Nach dem Tod des Königs im Jahre 1972 bestieg dessen Sohn Birendra Bir Bikram, der 1975 gekrönt wurde, den Thron. In den folgenden Jahren setzte Birendra die Politik seines Vaters fort, sah sich allerdings aufgrund wachsender Proteste in der Bevölkerung zur Wiedereinführung des Mehrparteiensystems gezwungen. Im Mai 1991 gewann die Kongresspartei die ersten demokratischen Wahlen des Landes nach 32 Jahren; Premierminister wurde Girija Prasad Koirala.

Im April 1998 wurde er erneut im Amt bestätigt. Am 1. Juni 2001 kam es zu einem Massaker, als der Kronprinz König Birendra und einige weitere Mitglieder der königlichen Familie tötete und sich danach selbst richtete. Der jüngere Bruder des Königs, Gyanendra, wurde daraufhin zum neuen König gekrönt. Ein Aufstand maoistischer Rebellen im Jahr 1996 entwickelte sich zum Bürgerkrieg, der zehn Jahre dauern sollte. Als der König schließlich das Parlament auflöste und sich selbst an die Spitze der Regierung setzte, brachen Massenproteste im ganzen Land aus. Nach einem wochenlangen Generalstreik setzte König Gyanendra im April 2006 das Parlament wieder ein. Die neue Regierung führte Friedensverhandlungen mit den Maoisten und verabschiedete eine Interimsverfassung. Nach einer landesweiten Wahl im Jahr 2008 erklärte die neu gebildete Verfassunggebende Versammlung Nepal zur Demokratischen Bundesrepublik und schaffte die Monarchie ab. Der erste Präsident der Republik wurde im Juli 2008 gewählt.
 
Wirtschaft

Nepal gehört zu den am wenigsten entwickelten Staaten der Welt. Rund 90% der Erwerbstätigen sind in der Landwirtschaft beschäftigt und erwirtschaften damit etwa die Hälfte des Bruttoinlandsprodukts. Zu den wichtigsten Kulturpflanzen gehören Reis, Mais, Buchweizen, Gerste, Kartoffeln, Zuckerrohr, Hirse, Jute und Tabak; daneben werden Geflügel, Rinder und Wasserbüffel gezüchtet.

Grundlage der nepalesischen Industrie sind die Rohstoffe und landwirtschaftlichen Erzeugnisse des Landes.
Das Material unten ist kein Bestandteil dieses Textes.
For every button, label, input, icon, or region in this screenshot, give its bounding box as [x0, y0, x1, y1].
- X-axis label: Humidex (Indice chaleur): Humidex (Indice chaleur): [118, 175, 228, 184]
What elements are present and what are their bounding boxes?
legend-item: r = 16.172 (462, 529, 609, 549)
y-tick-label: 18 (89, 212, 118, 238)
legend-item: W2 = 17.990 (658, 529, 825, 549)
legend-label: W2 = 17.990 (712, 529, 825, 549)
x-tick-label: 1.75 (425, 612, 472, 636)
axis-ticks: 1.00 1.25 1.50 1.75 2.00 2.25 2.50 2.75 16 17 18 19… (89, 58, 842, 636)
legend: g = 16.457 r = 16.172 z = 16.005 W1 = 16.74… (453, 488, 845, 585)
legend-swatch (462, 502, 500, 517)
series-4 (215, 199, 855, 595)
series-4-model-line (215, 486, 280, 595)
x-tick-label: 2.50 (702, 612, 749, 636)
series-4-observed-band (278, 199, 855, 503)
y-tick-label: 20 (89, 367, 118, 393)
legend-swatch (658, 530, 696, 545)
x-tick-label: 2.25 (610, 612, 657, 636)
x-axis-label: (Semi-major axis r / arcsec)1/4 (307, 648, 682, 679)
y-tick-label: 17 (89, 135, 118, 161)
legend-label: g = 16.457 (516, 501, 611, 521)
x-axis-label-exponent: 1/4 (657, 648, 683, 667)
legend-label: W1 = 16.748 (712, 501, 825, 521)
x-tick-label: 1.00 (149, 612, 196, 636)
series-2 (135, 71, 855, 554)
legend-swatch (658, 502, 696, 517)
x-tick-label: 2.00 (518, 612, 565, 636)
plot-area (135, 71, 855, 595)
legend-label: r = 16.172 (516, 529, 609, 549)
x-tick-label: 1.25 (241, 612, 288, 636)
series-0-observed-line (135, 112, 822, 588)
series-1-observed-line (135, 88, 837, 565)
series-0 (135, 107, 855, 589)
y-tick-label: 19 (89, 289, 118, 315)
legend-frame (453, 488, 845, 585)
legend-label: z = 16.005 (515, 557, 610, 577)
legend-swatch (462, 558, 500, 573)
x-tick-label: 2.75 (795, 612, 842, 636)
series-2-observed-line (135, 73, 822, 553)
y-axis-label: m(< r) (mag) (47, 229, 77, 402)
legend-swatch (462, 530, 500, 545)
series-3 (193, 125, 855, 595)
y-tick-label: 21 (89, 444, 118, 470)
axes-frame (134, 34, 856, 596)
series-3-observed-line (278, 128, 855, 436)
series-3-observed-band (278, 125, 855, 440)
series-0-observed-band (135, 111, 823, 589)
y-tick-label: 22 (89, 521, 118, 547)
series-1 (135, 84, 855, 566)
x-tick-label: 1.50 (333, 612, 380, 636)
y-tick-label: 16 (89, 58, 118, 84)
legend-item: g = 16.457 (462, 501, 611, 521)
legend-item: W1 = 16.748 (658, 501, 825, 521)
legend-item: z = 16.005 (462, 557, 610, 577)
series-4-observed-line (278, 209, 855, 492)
Zu den wichtigsten Produkten gehören Zellulose, Baumwolltextilien und Papier, Baustoffe, Nahrungsmittel, Zigaretten und Schuhe.

Nachgewiesene Bodenschätze wie Gold, Erze, Kohle und Schwefel wurden aufgrund der Unwegsamkeit der Fundorte noch nicht erschlossen. Der Fremdenverkehr gewinnt zunehmend an Bedeutung. Die Arbeitslosigkeit lag 2008 bei 46% (geschätzt), die Inflationsrate für 2009 durchschnittlich bei 13,2%.

Kultur


Da Nepal nie von einem anderen Land beherrscht wurde, konnte eine unverfälschte Kultur bewahrt werden. Diese ist insbesondere durch den Hinduismus und in geringerem Umfang auch durch den Buddhismus geprägt. In ganz Nepal finden sich Pagodentempel und andere Gebäude, die mit reichen Holzschnitzereien versehen sind.

Der nepalesische Kalender kennt zahlreiche Feste, darunter ist Dashain zu Ehren der Göttin Durga das wichtigste Fest. Die Feierlichkeiten dauern 10 Tage während der die Familien zusammen kommen und gemeinsam religiöse Riten zelebrieren. Bestandteil des Festes ist die Opferung einer großen Zahl von Ziegen, Büffeln und Geflügel. Das Fest erreicht an seinem zehnten Tag, dem Sieg der Göttin Durga über die Dämonen, seinen Höhepunkt.